Por que o ser humano na Internet ou nas redes sociais tende a renunciar direitos, aceitar condições de uso ou compartilhar dados de um modo despreocupado, algo que na vida “real” nunca se imaginaria?

Em primeiro lugar, porque o mito romântico sobre a Internet, segundo o qual a rede é horizontal, ainda tem profunda influência. Em segundo lugar, por uma tendência tipicamente humana em se comportar majoritariamente como um animal de rebanho, confundindo socialização com moda e com fazer o que todos fazem. Em terceiro lugar, porque se segue pensando que quem tem o poder são os Estados e, portanto, deve-se exigir deles os direitos, o que não é certo no terceiro entorno.

Quando os usuários do Facebook pedirem a renúncia de Zuckerberg com a mesma energia em que pedem a renúncia dos chefes de governo, a democracia no terceiro entorno terá avançado algo, posto que será exercido o direito (não reconhecido) de criticar ao monarca absoluto em seu próprio feudo ou domínio.
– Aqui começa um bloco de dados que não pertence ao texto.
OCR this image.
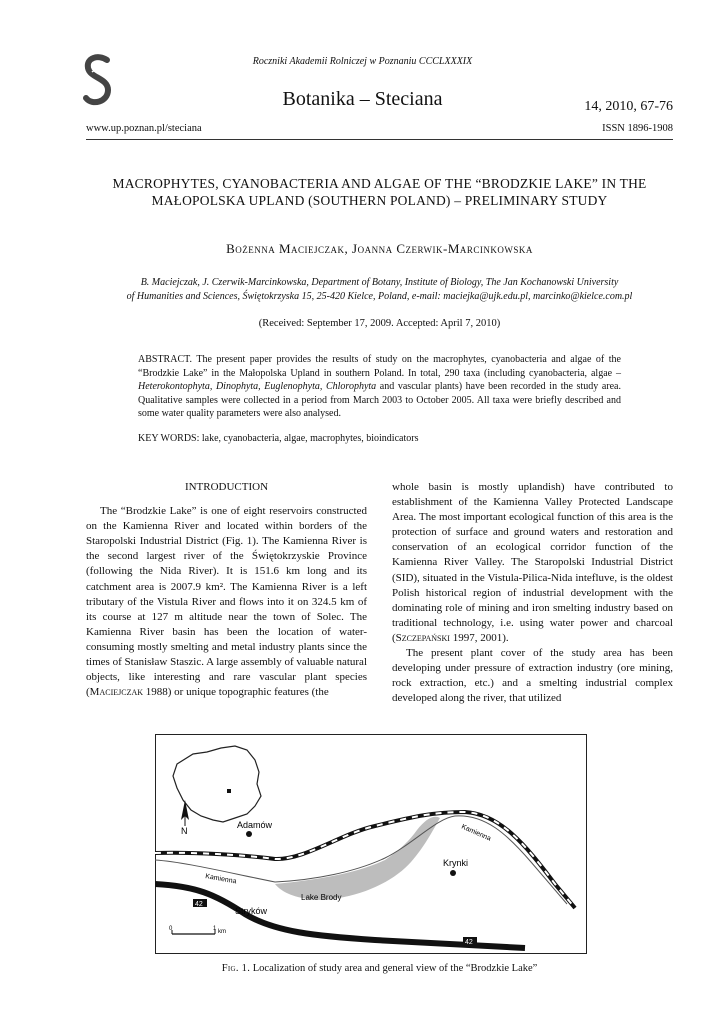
Roczniki Akademii Rolniczej w Poznaniu CCCLXXXIX
Botanika – Steciana	14, 2010, 67-76
www.up.poznan.pl/steciana	ISSN 1896-1908
MACROPHYTES, CYANOBACTERIA AND ALGAE OF THE “BRODZKIE LAKE” IN THE MAŁOPOLSKA UPLAND (SOUTHERN POLAND) – PRELIMINARY STUDY
Bożenna Maciejczak, Joanna Czerwik-Marcinkowska
B. Maciejczak, J. Czerwik-Marcinkowska, Department of Botany, Institute of Biology, The Jan Kochanowski University
of Humanities and Sciences, Świętokrzyska 15, 25-420 Kielce, Poland, e-mail: maciejka@ujk.edu.pl, marcinko@kielce.com.pl
(Received: September 17, 2009. Accepted: April 7, 2010)
ABSTRACT. The present paper provides the results of study on the macrophytes, cyanobacteria and algae of the “Brodzkie Lake” in the Małopolska Upland in southern Poland. In total, 290 taxa (including cyanobacteria, algae – Heterokontophyta, Dinophyta, Euglenophyta, Chlorophyta and vascular plants) have been recorded in the study area. Qualitative samples were collected in a period from March 2003 to October 2005. All taxa were briefly described and some water quality parameters were also analysed.
KEY WORDS: lake, cyanobacteria, algae, macrophytes, bioindicators
INTRODUCTION

The “Brodzkie Lake” is one of eight reservoirs constructed on the Kamienna River and located within borders of the Staropolski Industrial District (Fig. 1). The Kamienna River is the second largest river of the Świętokrzyskie Province (following the Nida River). It is 151.6 km long and its catchment area is 2007.9 km². The Kamienna River is a left tributary of the Vistula River and flows into it on 324.5 km of its course at 127 m altitude near the town of Solec. The Kamienna River basin has been the location of water-consuming mostly smelting and metal industry plants since the times of Stanisław Staszic. A large assembly of valuable natural objects, like interesting and rare vascular plant species (Maciejczak 1988) or unique topographic features (the

whole basin is mostly uplandish) have contributed to establishment of the Kamienna Valley Protected Landscape Area. The most important ecological function of this area is the protection of surface and ground waters and restoration and conservation of an ecological corridor function of the Kamienna River Valley. The Staropolski Industrial District (SID), situated in the Vistula-Pilica-Nida intefluve, is the oldest Polish historical region of industrial development with the dominating role of mining and iron smelting industry based on traditional technology, i.e. using water power and charcoal (Szczepański 1997, 2001).

The present plant cover of the study area has been developing under pressure of extraction industry (ore mining, rock extraction, etc.) and a smelting industrial complex developed along the river, that utilized

N
42
42
Adamów
Krynki
Kamienna
Kamienna
Lake Brody
Stryków
0	1 km
Fig. 1. Localization of study area and general view of the “Brodzkie Lake”
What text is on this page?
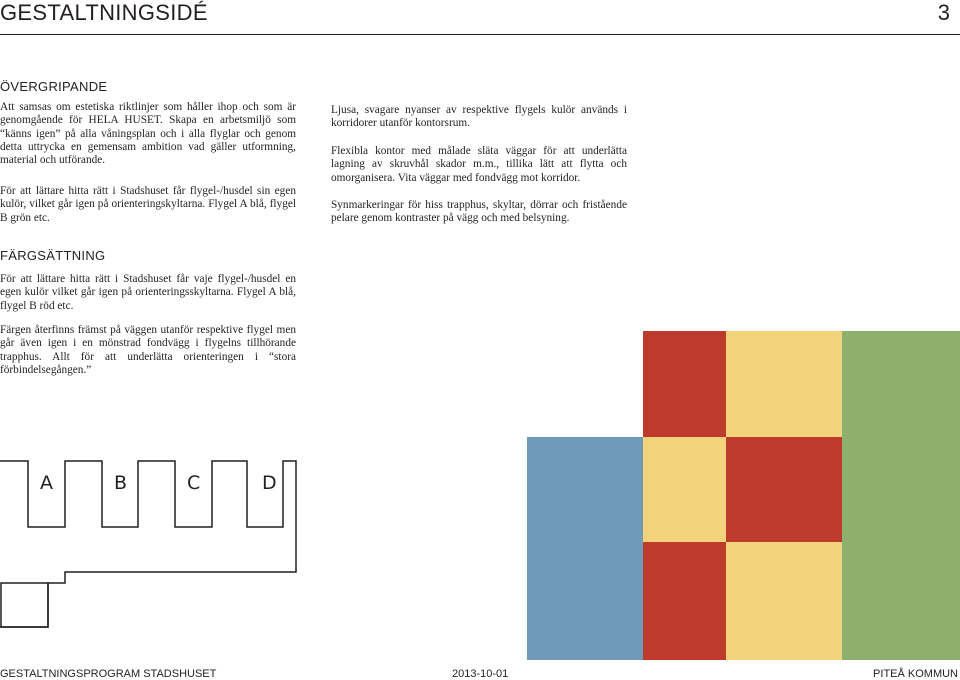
GESTALTNINGSIDÉ	3
ÖVERGRIPANDE

Att samsas om estetiska riktlinjer som håller ihop och som är genomgående för HELA HUSET. Skapa en arbetsmiljö som “känns igen” på alla våningsplan och i alla flyglar och genom detta uttrycka en gemensam ambition vad gäller utformning, material och utförande.

För att lättare hitta rätt i Stadshuset får flygel-/husdel sin egen kulör, vilket går igen på orienteringskyltarna. Flygel A blå, flygel B grön etc.

Ljusa, svagare nyanser av respektive flygels kulör används i korridorer utanför kontorsrum.

Flexibla kontor med målade släta väggar för att underlätta lagning av skruvhål skador m.m., tillika lätt att flytta och omorganisera. Vita väggar med fondvägg mot korridor.

Synmarkeringar för hiss trapphus, skyltar, dörrar och fristående pelare genom kontraster på vägg och med belsyning.

FÄRGSÄTTNING

För att lättare hitta rätt i Stadshuset får vaje flygel-/husdel en egen kulör vilket går igen på orienteringsskyltarna. Flygel A blå, flygel B röd etc.

Färgen återfinns främst på väggen utanför respektive flygel men går även igen i en mönstrad fondvägg i flygelns tillhörande trapphus. Allt för att underlätta orienteringen i “stora förbindelsegången.”

A	B	C	D
GESTALTNINGSPROGRAM STADSHUSET	2013-10-01	PITEÅ KOMMUN
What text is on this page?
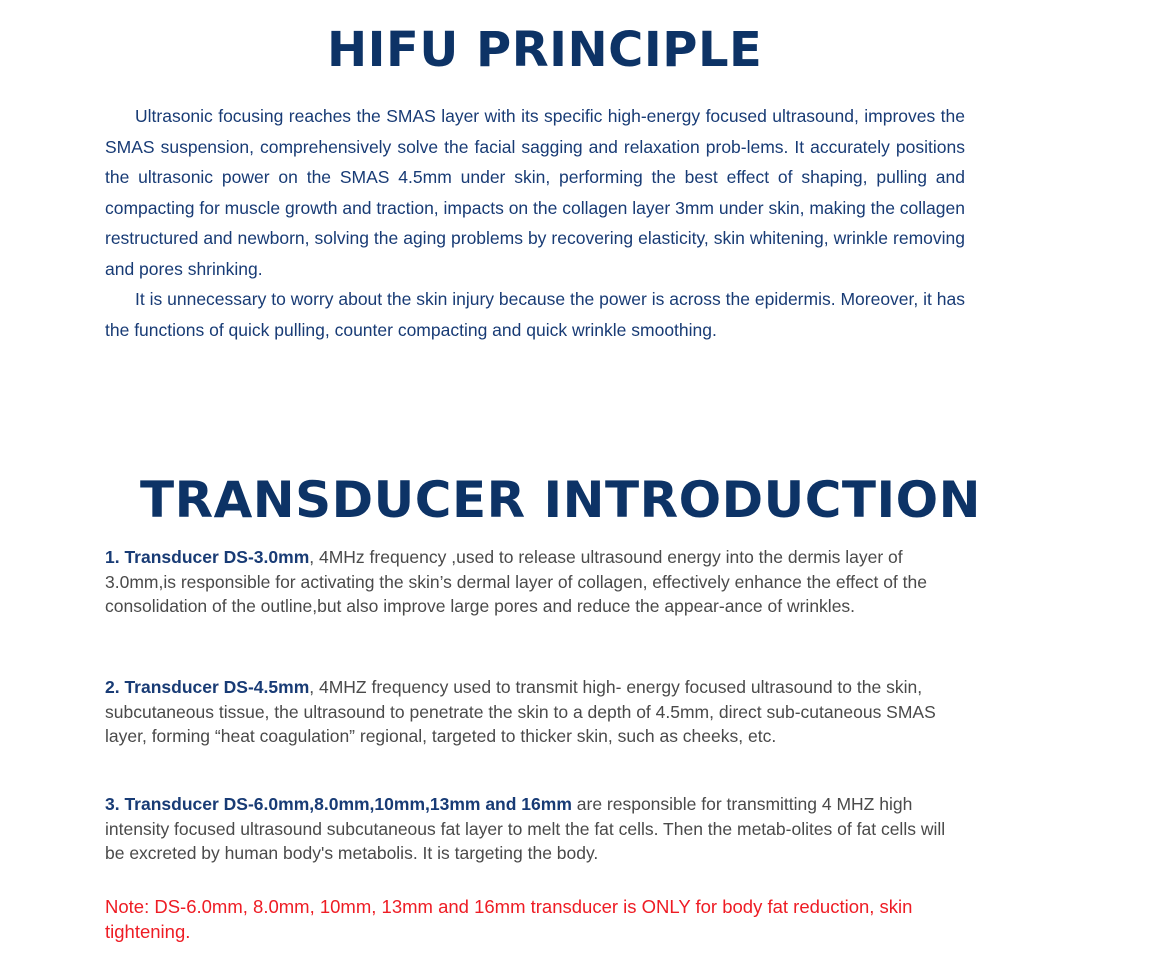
HIFU PRINCIPLE

Ultrasonic focusing reaches the SMAS layer with its specific high-energy focused ultrasound, improves the SMAS suspension, comprehensively solve the facial sagging and relaxation prob-lems. It accurately positions the ultrasonic power on the SMAS 4.5mm under skin, performing the best effect of shaping, pulling and compacting for muscle growth and traction, impacts on the collagen layer 3mm under skin, making the collagen restructured and newborn, solving the aging problems by recovering elasticity, skin whitening, wrinkle removing and pores shrinking.

It is unnecessary to worry about the skin injury because the power is across the epidermis. Moreover, it has the functions of quick pulling, counter compacting and quick wrinkle smoothing.

TRANSDUCER INTRODUCTION

1. Transducer DS-3.0mm, 4MHz frequency ,used to release ultrasound energy into the dermis layer of 3.0mm,is responsible for activating the skin’s dermal layer of collagen, effectively enhance the effect of the consolidation of the outline,but also improve large pores and reduce the appear-ance of wrinkles.

2. Transducer DS-4.5mm, 4MHZ frequency used to transmit high- energy focused ultrasound to the skin, subcutaneous tissue, the ultrasound to penetrate the skin to a depth of 4.5mm, direct sub-cutaneous SMAS layer, forming “heat coagulation” regional, targeted to thicker skin, such as cheeks, etc.

3. Transducer DS-6.0mm,8.0mm,10mm,13mm and 16mm are responsible for transmitting 4 MHZ high intensity focused ultrasound subcutaneous fat layer to melt the fat cells. Then the metab-olites of fat cells will be excreted by human body's metabolis. It is targeting the body.

Note: DS-6.0mm, 8.0mm, 10mm, 13mm and 16mm transducer is ONLY for body fat reduction, skin tightening.
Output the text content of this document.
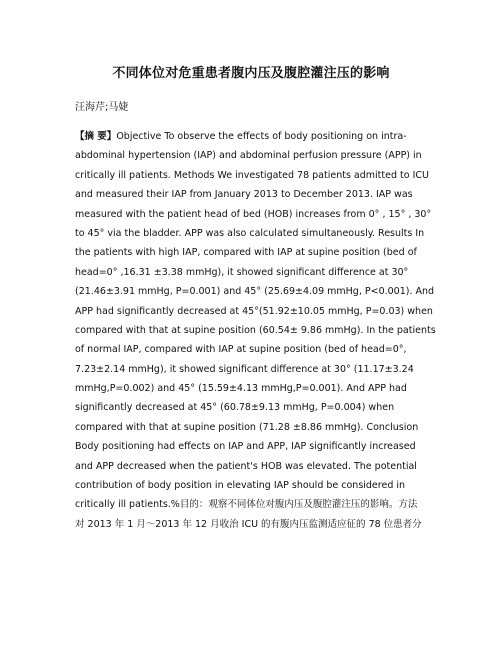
不同体位对危重患者腹内压及腹腔灌注压的影响
汪海芹;马婕
【摘 要】Objective To observe the effects of body positioning on intra-
abdominal hypertension (IAP) and abdominal perfusion pressure (APP) in
critically ill patients. Methods We investigated 78 patients admitted to ICU
and measured their IAP from January 2013 to December 2013. IAP was
measured with the patient head of bed (HOB) increases from 0° , 15° , 30°
to 45° via the bladder. APP was also calculated simultaneously. Results In
the patients with high IAP, compared with IAP at supine position (bed of
head=0° ,16.31 ±3.38 mmHg), it showed significant difference at 30°
(21.46±3.91 mmHg, P=0.001) and 45° (25.69±4.09 mmHg, P<0.001). And
APP had significantly decreased at 45°(51.92±10.05 mmHg, P=0.03) when
compared with that at supine position (60.54± 9.86 mmHg). In the patients
of normal IAP, compared with IAP at supine position (bed of head=0°,
7.23±2.14 mmHg), it showed significant difference at 30° (11.17±3.24
mmHg,P=0.002) and 45° (15.59±4.13 mmHg,P=0.001). And APP had
significantly decreased at 45° (60.78±9.13 mmHg, P=0.004) when
compared with that at supine position (71.28 ±8.86 mmHg). Conclusion
Body positioning had effects on IAP and APP, IAP significantly increased
and APP decreased when the patient's HOB was elevated. The potential
contribution of body position in elevating IAP should be considered in
critically ill patients.%目的：观察不同体位对腹内压及腹腔灌注压的影响。方法
对 2013 年 1 月～2013 年 12 月收治 ICU 的有腹内压监测适应征的 78 位患者分
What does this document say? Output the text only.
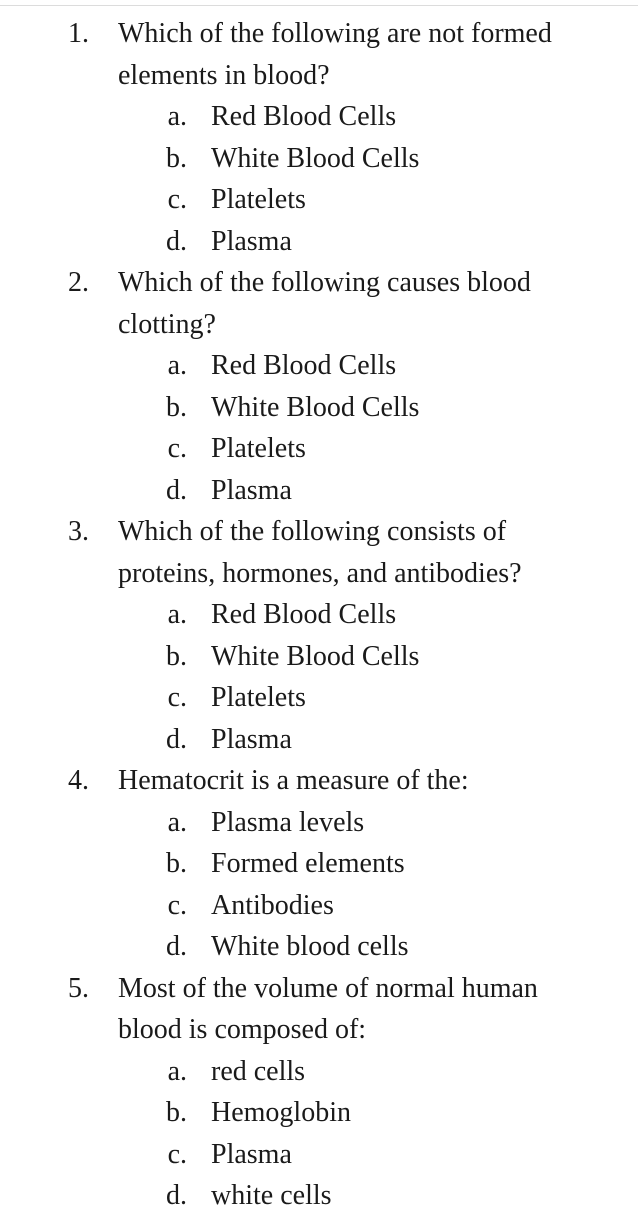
1. Which of the following are not formed elements in blood?
a. Red Blood Cells
b. White Blood Cells
c. Platelets
d. Plasma
2. Which of the following causes blood clotting?
a. Red Blood Cells
b. White Blood Cells
c. Platelets
d. Plasma
3. Which of the following consists of proteins, hormones, and antibodies?
a. Red Blood Cells
b. White Blood Cells
c. Platelets
d. Plasma
4. Hematocrit is a measure of the:
a. Plasma levels
b. Formed elements
c. Antibodies
d. White blood cells
5. Most of the volume of normal human blood is composed of:
a. red cells
b. Hemoglobin
c. Plasma
d. white cells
Então, começará a existir liberdade de expressão e de crítica. E talvez também de manifestação.

Em quarto e último lugar, não se pensa nas redes sociais como um espaço político, apesar de cada vez mais se constituírem assim. As políticas de censura de conteúdos e as expulsões de usuários díscolos aumentaram muito nos últimos anos de Facebook. Isso mostra que começa a existir certa conscientização política dos usuários das redes sociais.

No mundo atual, acabou com a tradicional divisão de poderes?

Nos Estados democráticos não. E ainda restam alguns, por exemplo, na Europa. Ao passo que no terceiro entorno, nesse novo espaço social, nunca houve divisão de poderes, pela simples razão de que nunca houve Estado democrático aí. Os poderes militares e financeiros operam em pleno rendimento nas redes telemáticas, desde os anos 1980. Somos muito poucos os que continuamos falando disso. Parece algo de tom ruim, existindo a ilusão da Internet, com milhares de mensagens “like” e com cada um tendo centenas de “amigos” e “seguidores” nas redes sociais.

No entanto, os conflitos nas redes sociais aumentam e são necessários juízes independentes, capazes de julgar por corrupção, prevaricação e abuso de poder, por exemplo, aos diretores das empresas que promovem e gerem as redes sociais. Também por machismo, claro. Alem disso, é necessário um Parlamento democraticamente eleito pelos usuários, por exemplo, no Facebook. Essa tecnoassembleia diria a Zuckerberg e a seus ministros como devem agir, que leis e normas precisam aplicar e que direitos dos usuários são inalienáveis. Isso não acontece agora, nem remotamente. Mas virá.

Esse é o projeto de Telépolis, que propus há mais de um quarto de século. Definir e aprovar democraticamente os direitos e responsabilidades dos usuários nas redes sociais é um primeiro passo para acabar com o feudo e civilizar o terceiro entorno.